La pandémie va continuer à avoir des répercussions négatives sur le marché du travail. Présentant son rapport «Emploi et questions sociales dans le monde» pour 2022, le directeur général de l’Organisation internationale du travail (OIT), Guy Ryder, a dû se résoudre à le souligner: les projections globales pour le monde du travail ne sont pas bonnes. «Le marché du travail va récupérer beaucoup plus lentement que prévu», a-t-il relevé. En 2022, le nombre total d’heures travaillées à l’échelle globale sera inférieur de 1,8% à ce qu’il fut en 2019 avant le début de la pandémie. Cela représente un déficit de 52 millions d'emplois à plein temps. Cette année, 207 millions de personnes devraient rester sans emploi, soit 21 millions de personnes en plus qu’avant la crise sanitaire. Le taux de chômage global est estimé à 5,9% pour 2022, un niveau inférieur à l’an dernier (6,2%), mais supérieur à celui qui prévalait avant la pandémie de Covid-19 (5,4%).

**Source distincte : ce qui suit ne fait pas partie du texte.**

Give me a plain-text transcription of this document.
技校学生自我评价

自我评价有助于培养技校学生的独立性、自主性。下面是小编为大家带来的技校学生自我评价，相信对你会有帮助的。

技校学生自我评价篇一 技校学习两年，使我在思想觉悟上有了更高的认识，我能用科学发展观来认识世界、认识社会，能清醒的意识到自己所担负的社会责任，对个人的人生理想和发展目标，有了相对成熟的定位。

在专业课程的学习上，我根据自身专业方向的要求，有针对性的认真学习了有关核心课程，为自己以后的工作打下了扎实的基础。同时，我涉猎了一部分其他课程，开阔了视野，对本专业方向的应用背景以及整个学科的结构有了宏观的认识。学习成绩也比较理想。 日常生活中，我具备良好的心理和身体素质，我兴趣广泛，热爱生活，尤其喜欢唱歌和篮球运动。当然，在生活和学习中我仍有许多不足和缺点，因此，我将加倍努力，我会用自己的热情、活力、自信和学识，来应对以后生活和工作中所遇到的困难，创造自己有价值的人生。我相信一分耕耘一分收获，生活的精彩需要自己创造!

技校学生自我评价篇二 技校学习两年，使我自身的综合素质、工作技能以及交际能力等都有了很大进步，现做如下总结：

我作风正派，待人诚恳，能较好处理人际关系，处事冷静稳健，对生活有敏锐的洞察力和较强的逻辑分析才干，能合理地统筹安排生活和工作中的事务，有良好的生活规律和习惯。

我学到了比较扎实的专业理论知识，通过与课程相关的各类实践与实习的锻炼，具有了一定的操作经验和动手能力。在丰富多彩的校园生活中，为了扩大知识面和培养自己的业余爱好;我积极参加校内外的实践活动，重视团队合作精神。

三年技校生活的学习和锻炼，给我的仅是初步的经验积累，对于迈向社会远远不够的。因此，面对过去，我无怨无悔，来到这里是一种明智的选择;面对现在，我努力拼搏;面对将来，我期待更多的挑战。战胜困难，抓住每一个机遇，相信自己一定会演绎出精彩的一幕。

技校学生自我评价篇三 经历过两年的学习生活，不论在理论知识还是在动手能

Lire: En raison du covid, le monde devrait recenser 205 millions de chômeurs en 2022

Divergences régionales

Les divergences régionales sont considérables. L’Amérique du Nord et l’Europe «montrent des signaux encourageants» de reprise, explique Guy Ryder. A contrario, l’Amérique du Sud, les Caraïbes et l’Asie du Sud-Est risquent de devoir attendre au moins jusqu’en 2023 pour voir la situation s’améliorer. Les pays à faible et à moyen revenu souffrent davantage des conséquences de la pandémie. Ayant moins eu accès aux vaccins, ils ont vu leurs systèmes de santé et le marché du travail très touchés. A l’échelle mondiale, la participation de la population active au marché du travail devrait légèrement augmenter en 2022 (59,3%) par rapport à l’an dernier (58,6%), mais ne va pas retrouver le niveau de 2019 (60,5%). Cette année devrait révéler un déficit de 40 millions de travailleurs.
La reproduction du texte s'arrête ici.